Two former sales associates filed a class action against the furniture company claiming that, among other things, the company failed to compensate employees for rest breaks. Id. at 4. The trial court granted summary judgment for the employer because the employer always paid the employee at least $12.01 per hour and rest breaks were included in the hours worked. Id. at 5. However, the Court of Appeals disagreed, concluding that the employer’s plan did not properly compensate employees for rest periods. Id. at 25.
The Court's decision is based on Wage Order No. 7, which requires employers to count rest period time as hours worked “for which there shall be no deduction from wages.” Id. at 11. The Court looked to the landmark case of Bluford v. Safeway Stores, 216 Cal.App.4th 864 (2013), which held that the wage order required employers to separately compensate piece-rate employees for rest periods where the compensation plan did not directly compensate for those periods. Id. at 872.
The Vaquero court agreed with Bluford and extended the rationale to employees paid on commission because the language of the wage order clearly applies to employees paid on commission, and “[m]oreover, nothing about commission compensation plans justifies treating commissioned employees differently from other employees.” Vaquero, WL 770635, at 15. Piecerate plans and the Stoneledge commission plan are “analytically indistinguishable” according to the court because they do not allow employees to earn money during rest periods. Id. at 16.
The Court explained that the problem with Stoneledge’s plan is that it “did not include any component that directly compensated sales associates for rest periods.” Id. at 21. Sales associates who were paid by commission were paid the same regardless of whether they took rest breaks. For associates who did not make the minimum in commissions, “the company clawed back (by deducting from future paychecks) wages advanced to compensate employees for hours worked, including rest periods. The advances or draws against future commissions were not compensation for rest periods because they were not compensation at all. At best they were interest-free loans.” Id. at 23. “[T]aking back money paid to the employee effectively reduces either rest period compensation or the contractual commission rate, both of which violate California law.” Id. The Court clarified that its conclusion does not cast doubt on the legality of commission-based compensation. Rather, such plans "must separately account and pay for rest periods to comply with California law.” Id. at 25.

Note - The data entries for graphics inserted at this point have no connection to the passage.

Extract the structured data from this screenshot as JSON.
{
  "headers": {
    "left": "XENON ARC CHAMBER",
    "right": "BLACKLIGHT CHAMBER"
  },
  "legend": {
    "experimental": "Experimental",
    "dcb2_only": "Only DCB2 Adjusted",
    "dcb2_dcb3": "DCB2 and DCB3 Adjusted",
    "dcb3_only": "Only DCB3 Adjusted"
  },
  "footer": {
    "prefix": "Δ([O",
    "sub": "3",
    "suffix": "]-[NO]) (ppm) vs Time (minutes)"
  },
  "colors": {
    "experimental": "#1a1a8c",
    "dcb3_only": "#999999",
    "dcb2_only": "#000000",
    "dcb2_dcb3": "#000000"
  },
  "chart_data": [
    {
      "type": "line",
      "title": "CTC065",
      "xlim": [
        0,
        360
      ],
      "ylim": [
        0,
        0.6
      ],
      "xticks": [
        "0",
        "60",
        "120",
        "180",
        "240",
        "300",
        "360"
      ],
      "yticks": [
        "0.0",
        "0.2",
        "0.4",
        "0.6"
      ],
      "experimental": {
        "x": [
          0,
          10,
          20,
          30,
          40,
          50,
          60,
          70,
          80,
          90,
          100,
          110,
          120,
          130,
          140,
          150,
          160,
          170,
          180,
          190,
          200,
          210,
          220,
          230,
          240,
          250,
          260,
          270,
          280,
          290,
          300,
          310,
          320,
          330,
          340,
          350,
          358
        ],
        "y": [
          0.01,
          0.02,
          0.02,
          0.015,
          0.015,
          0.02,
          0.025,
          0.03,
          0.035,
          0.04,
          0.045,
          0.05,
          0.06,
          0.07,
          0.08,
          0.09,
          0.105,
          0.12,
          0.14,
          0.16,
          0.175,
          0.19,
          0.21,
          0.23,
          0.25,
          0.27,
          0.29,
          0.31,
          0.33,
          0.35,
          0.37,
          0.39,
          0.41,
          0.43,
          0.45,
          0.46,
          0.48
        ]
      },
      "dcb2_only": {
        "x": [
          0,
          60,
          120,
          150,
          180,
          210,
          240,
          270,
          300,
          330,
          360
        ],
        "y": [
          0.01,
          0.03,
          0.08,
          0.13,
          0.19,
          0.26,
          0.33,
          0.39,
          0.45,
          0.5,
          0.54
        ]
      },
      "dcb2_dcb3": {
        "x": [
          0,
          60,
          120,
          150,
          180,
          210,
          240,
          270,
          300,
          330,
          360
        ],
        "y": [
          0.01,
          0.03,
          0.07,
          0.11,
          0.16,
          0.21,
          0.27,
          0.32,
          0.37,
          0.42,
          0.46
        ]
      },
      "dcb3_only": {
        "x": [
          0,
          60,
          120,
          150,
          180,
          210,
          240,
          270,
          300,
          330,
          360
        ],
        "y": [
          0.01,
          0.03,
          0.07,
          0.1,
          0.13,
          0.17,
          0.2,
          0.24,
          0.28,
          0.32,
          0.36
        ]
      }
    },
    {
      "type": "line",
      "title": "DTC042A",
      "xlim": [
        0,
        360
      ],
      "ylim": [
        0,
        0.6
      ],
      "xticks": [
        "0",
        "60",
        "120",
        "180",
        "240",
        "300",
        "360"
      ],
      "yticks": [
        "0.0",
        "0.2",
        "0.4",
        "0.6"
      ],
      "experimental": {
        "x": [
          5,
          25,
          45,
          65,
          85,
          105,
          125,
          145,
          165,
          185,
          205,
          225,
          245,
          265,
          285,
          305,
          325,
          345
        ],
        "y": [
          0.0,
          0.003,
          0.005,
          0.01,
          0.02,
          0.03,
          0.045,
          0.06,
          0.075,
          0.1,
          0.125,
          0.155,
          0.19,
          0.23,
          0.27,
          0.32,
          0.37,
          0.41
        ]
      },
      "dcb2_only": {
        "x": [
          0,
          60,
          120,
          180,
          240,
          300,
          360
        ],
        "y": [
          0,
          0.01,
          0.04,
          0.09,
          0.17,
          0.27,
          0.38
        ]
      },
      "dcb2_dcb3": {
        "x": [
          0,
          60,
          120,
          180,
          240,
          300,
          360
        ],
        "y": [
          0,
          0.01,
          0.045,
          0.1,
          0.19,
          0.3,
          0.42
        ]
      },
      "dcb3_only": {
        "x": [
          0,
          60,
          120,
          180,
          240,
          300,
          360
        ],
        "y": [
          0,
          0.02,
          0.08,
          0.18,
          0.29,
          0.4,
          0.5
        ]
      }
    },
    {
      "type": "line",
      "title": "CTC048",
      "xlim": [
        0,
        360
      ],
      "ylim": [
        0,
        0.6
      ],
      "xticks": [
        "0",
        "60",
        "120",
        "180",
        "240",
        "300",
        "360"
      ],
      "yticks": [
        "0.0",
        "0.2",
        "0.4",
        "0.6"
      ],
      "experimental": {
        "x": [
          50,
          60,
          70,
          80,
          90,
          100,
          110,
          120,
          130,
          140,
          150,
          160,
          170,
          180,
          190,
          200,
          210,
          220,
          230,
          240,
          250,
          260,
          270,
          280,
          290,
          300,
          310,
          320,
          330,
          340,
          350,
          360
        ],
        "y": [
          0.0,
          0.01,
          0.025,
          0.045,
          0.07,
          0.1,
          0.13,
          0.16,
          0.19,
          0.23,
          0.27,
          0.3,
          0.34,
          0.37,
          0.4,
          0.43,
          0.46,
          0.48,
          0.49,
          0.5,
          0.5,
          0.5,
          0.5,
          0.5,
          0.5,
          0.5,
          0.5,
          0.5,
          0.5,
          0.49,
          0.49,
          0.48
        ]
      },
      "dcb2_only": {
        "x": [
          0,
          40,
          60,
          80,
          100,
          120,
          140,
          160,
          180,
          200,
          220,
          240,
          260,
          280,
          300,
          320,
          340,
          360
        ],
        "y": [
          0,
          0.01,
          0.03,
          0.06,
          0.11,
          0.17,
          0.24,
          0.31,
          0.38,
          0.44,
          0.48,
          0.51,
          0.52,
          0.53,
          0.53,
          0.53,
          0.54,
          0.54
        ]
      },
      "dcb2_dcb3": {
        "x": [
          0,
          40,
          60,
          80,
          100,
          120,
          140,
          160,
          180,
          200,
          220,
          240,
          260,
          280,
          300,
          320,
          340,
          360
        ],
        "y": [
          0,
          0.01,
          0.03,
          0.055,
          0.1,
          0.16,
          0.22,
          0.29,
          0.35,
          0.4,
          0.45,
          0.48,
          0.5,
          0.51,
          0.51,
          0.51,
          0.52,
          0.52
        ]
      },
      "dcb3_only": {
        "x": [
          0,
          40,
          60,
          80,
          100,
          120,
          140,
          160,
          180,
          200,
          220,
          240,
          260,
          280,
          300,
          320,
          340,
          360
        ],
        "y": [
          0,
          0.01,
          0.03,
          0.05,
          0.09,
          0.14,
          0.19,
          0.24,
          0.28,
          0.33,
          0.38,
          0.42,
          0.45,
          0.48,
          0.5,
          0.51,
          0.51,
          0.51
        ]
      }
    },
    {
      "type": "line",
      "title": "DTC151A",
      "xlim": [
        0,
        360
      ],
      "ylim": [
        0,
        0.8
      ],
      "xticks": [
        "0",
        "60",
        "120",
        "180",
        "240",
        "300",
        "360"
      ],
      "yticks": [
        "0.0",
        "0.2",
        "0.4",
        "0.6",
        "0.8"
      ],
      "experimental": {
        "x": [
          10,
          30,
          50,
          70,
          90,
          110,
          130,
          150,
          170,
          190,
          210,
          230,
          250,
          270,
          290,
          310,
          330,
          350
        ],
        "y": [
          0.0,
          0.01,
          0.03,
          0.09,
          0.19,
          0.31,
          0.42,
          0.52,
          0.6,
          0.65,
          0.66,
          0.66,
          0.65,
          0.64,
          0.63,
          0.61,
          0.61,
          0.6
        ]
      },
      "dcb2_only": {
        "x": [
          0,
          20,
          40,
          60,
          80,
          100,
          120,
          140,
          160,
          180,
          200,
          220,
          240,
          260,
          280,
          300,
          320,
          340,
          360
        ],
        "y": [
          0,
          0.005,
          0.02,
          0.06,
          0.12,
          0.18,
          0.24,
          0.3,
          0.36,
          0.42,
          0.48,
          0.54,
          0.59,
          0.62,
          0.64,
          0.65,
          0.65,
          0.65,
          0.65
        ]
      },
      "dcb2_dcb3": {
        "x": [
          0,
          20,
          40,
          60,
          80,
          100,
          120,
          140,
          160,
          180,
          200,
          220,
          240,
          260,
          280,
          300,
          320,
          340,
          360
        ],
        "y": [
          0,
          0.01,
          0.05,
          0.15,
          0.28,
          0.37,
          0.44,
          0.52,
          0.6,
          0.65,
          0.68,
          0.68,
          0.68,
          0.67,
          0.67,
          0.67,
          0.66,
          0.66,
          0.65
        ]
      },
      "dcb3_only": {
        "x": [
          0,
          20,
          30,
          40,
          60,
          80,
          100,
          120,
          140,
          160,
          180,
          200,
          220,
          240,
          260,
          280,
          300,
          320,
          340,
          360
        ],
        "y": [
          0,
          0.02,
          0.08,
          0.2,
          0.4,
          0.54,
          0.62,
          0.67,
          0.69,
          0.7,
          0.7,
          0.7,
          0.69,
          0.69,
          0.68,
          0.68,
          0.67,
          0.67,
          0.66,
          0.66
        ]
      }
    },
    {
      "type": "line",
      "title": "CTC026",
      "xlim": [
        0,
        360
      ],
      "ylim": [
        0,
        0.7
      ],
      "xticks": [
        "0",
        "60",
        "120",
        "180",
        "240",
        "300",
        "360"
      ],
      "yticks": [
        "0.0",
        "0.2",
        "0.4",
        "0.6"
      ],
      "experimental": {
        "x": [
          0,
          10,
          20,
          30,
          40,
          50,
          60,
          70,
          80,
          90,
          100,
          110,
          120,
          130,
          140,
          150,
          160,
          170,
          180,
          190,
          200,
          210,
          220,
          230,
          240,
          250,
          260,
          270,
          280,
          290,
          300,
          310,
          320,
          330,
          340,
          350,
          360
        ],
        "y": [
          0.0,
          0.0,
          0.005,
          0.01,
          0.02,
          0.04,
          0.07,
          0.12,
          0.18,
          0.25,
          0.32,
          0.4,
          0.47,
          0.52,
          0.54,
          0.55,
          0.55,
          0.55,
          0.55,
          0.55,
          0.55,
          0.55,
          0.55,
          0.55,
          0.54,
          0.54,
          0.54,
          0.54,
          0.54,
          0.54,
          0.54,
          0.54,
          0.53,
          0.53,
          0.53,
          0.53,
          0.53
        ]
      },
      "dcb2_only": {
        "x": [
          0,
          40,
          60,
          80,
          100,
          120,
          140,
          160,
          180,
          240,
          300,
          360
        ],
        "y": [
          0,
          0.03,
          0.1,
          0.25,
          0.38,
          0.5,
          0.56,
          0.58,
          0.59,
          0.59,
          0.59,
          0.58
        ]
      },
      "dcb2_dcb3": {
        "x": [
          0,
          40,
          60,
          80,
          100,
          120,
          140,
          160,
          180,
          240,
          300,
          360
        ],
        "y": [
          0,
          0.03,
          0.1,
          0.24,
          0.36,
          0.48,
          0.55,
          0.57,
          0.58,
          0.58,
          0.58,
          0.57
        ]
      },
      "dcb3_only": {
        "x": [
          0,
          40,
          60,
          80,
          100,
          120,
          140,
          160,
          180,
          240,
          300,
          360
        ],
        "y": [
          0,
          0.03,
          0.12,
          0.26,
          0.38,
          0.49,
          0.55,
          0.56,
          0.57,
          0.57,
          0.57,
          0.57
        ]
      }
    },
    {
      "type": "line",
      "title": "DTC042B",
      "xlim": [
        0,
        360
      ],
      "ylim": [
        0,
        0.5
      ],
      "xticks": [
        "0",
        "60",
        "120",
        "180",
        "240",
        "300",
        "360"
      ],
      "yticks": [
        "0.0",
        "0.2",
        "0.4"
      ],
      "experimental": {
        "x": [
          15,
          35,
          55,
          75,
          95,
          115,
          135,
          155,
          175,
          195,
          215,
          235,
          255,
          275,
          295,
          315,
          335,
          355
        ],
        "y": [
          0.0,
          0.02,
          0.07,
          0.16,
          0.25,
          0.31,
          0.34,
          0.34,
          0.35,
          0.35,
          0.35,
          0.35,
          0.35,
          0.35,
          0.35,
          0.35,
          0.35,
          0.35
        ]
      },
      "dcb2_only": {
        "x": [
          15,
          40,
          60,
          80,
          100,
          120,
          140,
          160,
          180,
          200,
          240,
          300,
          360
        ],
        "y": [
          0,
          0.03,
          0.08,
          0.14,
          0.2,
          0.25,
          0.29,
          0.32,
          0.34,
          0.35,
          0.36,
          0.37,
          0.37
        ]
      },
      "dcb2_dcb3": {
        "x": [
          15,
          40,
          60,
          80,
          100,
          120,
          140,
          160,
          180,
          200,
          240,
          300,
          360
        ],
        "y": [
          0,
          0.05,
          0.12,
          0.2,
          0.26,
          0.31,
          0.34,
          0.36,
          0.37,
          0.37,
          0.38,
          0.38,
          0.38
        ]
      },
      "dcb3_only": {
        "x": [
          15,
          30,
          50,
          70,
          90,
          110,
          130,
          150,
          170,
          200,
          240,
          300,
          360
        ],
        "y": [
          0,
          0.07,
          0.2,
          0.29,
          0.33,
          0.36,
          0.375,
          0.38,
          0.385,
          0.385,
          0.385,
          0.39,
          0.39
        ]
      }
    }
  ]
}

Employers paying commissioned employees now join the piece-rate employers hit hard by wage and hour class actions for failing to segregate and pay separately for required rest breaks. If this trend continues, we could see this rationale extended to miscellaneous non-productive time (NPT) such as travel or meeting attendance. Employers should examine their commission agreements and seek advice on how to properly segregate and pay for NPT rest periods. See Cal. Labor Code § 226.2 (West). In addition, employers would be wise to make sure that their commission agreements are in writing and signed by the employee, as required by law. Cal. Lab. Code § 2751 (West).